Personal information
- Born: 3 September 1994 (age 31) San Miguel de Tucumán, Argentina

Sport
- Sport: Field hockey
- Position: Defence

National team
- Years: Team / Caps / Goals
- 2018: Argentina / 2 / (0)
- 2022–: Italy / 7 / (3)

Medal record
Women's field hockey
Representing Argentina
South American Games
| Gold medal – first place | 2018 Cochabamba | Team |
Representing Italy

= Camila Machín =

Italian-Argentine field hockey player (born 1994)

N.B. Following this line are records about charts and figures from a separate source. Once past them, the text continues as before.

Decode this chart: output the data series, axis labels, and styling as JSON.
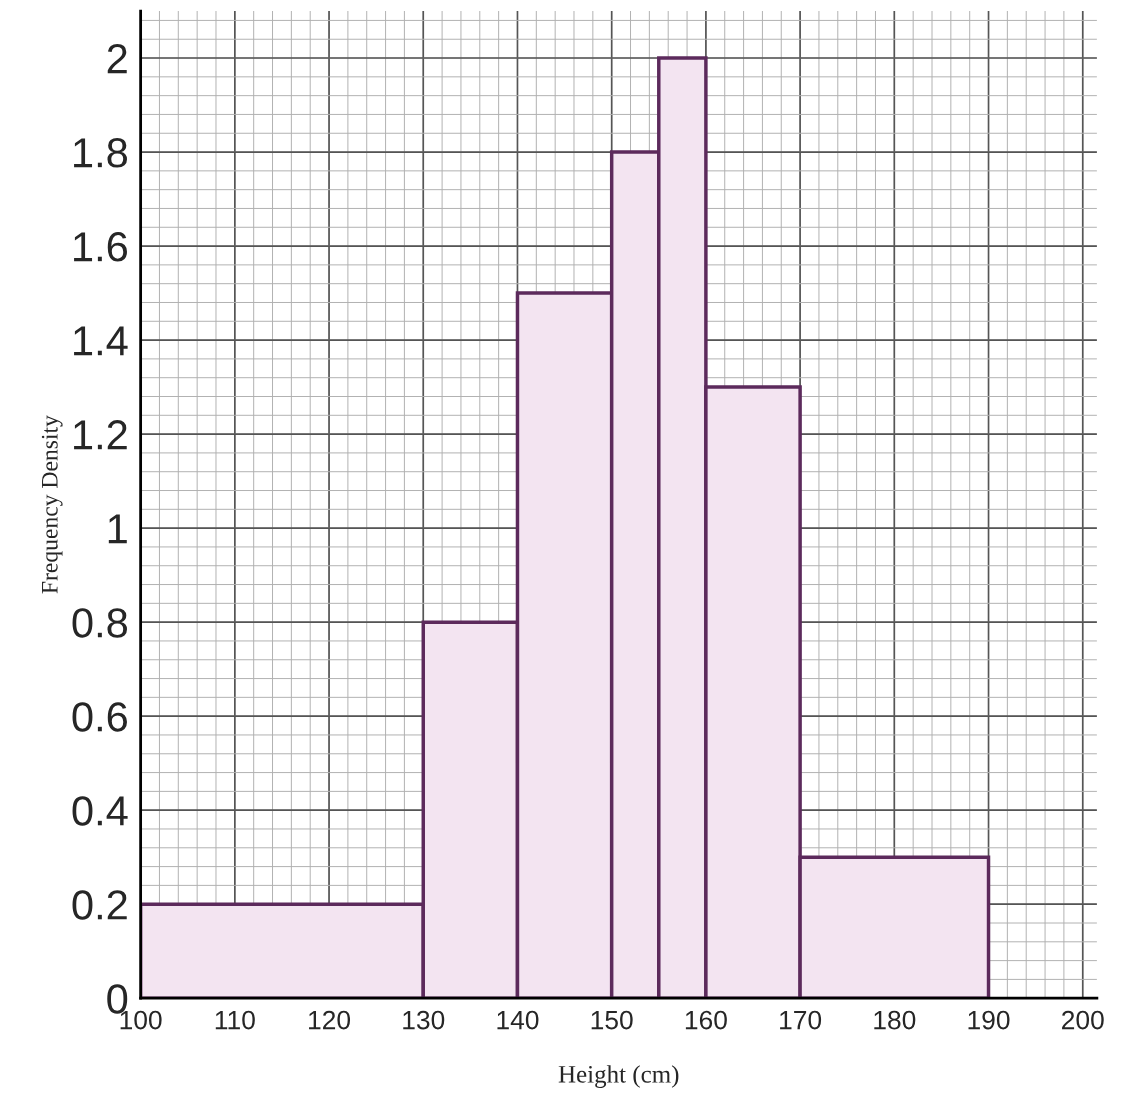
{
  "chart_data": {
    "type": "histogram",
    "xlabel": "Height (cm)",
    "ylabel": "Frequency Density",
    "bins": [
      100,
      130,
      140,
      150,
      155,
      160,
      170,
      190
    ],
    "values": [
      0.2,
      0.8,
      1.5,
      1.8,
      2,
      1.3,
      0.3
    ],
    "color": "#f3e4f1",
    "xlim": [
      100,
      201.5
    ],
    "ylim": [
      0,
      2.1
    ],
    "xticks": [
      100,
      110,
      120,
      130,
      140,
      150,
      160,
      170,
      180,
      190,
      200
    ],
    "yticks": [
      0,
      0.2,
      0.4,
      0.6,
      0.8,
      1,
      1.2,
      1.4,
      1.6,
      1.8,
      2
    ],
    "grid": true,
    "legend": false
  }
}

Camila Machín (born 3 September 1994) is an Italian-Argentine field hockey player.

==Personal life==
Machín was born and raised in San Miguel de Tucumán, to an Italian Argentine family.

==Career==
===Argentina===
In 2018, Machín made her international debut for the Argentine national team, Las Leonas. She was a member of the team at the XI South American Games in Cochabamba where she won a gold medal.

===Italy===
Following a four-year hiatus from international hockey, Machín returned to the world stage with the Italian national team in 2022.

She made her debut with Italy at the EuroHockey Championship Qualifiers in Vilnius. She went on to represent the team again at the inaugural edition of the FIH Nations Cup in Valencia.